If you replace the struts and lower arms (I pressed oem bushings, wished I bought Dorman arms instead, waste of time and money to work on the arm), you'll have the knuckle off the car anyhow. You do need a serious press but they are inexpensive (put casters on the press so you wheel around that chunk of steel with ease), then borrow for free from Autozone or Pep Boys a bearing press kit to press the bearings out, use the old bearing to press the new ones in. Buy oem bearings, but do not buy from Acura. Look up the Timken supplier part number and buy it from a Timken retailer and pay $26 instead of $76 per oem bearing.
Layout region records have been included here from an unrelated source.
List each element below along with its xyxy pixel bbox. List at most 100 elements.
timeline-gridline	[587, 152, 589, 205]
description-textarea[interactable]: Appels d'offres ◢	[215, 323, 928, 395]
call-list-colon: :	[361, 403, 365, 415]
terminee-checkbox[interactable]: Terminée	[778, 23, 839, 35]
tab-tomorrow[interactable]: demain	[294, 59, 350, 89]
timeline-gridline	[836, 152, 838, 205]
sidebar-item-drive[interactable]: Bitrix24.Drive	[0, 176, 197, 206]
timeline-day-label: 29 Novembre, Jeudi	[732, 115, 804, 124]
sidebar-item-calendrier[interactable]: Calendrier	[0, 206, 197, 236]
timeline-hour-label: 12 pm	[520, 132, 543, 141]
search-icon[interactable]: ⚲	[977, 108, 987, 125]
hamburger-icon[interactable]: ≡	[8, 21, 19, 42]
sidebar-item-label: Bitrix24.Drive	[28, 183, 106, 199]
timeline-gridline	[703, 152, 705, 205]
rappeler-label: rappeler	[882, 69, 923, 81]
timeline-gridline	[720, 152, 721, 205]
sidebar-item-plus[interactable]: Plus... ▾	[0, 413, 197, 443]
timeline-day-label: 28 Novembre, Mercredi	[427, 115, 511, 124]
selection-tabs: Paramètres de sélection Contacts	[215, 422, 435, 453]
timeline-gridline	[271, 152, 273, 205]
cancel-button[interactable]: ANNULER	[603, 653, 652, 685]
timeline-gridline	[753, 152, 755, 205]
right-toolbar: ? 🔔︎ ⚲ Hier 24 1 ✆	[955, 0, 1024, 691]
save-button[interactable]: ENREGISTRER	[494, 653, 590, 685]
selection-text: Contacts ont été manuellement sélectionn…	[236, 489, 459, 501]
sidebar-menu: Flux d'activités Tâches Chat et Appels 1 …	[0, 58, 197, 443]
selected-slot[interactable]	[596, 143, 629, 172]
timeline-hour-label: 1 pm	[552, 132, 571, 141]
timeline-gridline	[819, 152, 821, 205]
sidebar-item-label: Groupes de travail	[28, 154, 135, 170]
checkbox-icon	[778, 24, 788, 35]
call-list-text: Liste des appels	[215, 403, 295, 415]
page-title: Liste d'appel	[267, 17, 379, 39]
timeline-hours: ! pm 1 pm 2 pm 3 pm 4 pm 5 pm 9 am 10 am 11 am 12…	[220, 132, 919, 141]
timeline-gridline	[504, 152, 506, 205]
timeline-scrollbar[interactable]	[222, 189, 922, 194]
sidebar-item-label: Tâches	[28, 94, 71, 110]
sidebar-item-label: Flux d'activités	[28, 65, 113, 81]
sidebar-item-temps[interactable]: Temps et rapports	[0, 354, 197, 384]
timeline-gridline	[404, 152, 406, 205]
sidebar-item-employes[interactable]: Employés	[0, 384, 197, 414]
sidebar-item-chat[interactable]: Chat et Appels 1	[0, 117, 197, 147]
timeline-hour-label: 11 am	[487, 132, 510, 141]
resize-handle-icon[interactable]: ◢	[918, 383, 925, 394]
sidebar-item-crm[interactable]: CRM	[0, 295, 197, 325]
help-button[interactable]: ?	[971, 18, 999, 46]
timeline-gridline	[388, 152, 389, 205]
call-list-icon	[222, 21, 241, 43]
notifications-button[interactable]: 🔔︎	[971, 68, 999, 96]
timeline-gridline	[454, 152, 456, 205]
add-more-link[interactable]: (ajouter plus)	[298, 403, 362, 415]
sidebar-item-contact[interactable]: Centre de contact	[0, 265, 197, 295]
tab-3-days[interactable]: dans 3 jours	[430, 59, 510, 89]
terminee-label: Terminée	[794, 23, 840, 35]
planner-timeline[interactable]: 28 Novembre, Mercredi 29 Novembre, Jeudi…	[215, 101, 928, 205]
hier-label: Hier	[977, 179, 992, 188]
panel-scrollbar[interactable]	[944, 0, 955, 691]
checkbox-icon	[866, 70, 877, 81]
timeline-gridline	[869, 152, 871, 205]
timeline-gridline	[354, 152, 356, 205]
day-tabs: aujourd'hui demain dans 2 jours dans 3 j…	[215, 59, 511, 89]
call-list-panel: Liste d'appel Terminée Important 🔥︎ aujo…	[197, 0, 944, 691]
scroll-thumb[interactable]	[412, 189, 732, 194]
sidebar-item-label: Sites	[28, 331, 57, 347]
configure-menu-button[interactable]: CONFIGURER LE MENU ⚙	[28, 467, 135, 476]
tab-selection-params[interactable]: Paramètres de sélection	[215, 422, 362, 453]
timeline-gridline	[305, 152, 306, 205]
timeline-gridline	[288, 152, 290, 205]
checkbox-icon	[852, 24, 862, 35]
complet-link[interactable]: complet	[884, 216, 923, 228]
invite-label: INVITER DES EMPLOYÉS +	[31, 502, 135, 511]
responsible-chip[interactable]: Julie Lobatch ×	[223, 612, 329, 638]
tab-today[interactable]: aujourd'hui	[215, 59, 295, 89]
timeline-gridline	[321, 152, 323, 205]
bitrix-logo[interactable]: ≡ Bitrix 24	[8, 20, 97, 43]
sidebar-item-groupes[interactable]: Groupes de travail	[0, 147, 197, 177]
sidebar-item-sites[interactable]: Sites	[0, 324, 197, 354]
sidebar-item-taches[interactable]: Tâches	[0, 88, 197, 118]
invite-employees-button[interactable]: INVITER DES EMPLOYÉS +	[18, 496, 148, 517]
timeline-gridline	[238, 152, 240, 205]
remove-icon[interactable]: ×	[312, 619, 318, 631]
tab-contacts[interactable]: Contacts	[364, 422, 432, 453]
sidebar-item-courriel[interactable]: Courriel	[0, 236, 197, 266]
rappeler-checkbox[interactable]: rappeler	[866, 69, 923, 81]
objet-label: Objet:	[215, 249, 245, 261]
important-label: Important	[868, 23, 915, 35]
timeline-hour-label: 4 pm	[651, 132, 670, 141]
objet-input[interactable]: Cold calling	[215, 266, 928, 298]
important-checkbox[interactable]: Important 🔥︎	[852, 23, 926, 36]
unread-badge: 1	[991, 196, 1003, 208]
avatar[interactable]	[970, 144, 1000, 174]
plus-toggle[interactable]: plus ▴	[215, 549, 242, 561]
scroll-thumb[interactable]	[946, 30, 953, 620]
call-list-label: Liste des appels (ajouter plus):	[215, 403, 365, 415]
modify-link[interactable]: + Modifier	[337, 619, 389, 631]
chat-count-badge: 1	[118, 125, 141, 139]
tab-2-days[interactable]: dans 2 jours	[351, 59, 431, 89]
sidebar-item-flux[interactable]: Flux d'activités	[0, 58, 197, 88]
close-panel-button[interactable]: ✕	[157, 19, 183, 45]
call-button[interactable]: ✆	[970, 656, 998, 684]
I redid the whole front end myself (lucky I had an extra car) but my strategy in the future would be to buy the lower arm and tie rod ends made by Dorman, Acura stabilizer bushings and links (don't go aftermarket on these, also right/left links are unique), Timken bearings, Monroe struts, and bring these all to two different tire and alignment shop that you like (I like national chain stores in case a problem shows up during a roadtrip, I keep a receipt folder in the rear storage) and qet estimates. You'd be surprised that the labor may not be that expensive, and about a wash if you had to buy a hydraulic press, strut compressor, ball joint remover and other specialty tools.

Plus, you need an alignment, so just let them do it all, maybe ask for a free alignment as a package deal.

If you change all these parts, you don't need to inspect or troubleshoot anything. You will have basically a new front end, and its not that expensive. Maybe $300-350 per side if you part everything yourself and let the shop do the work.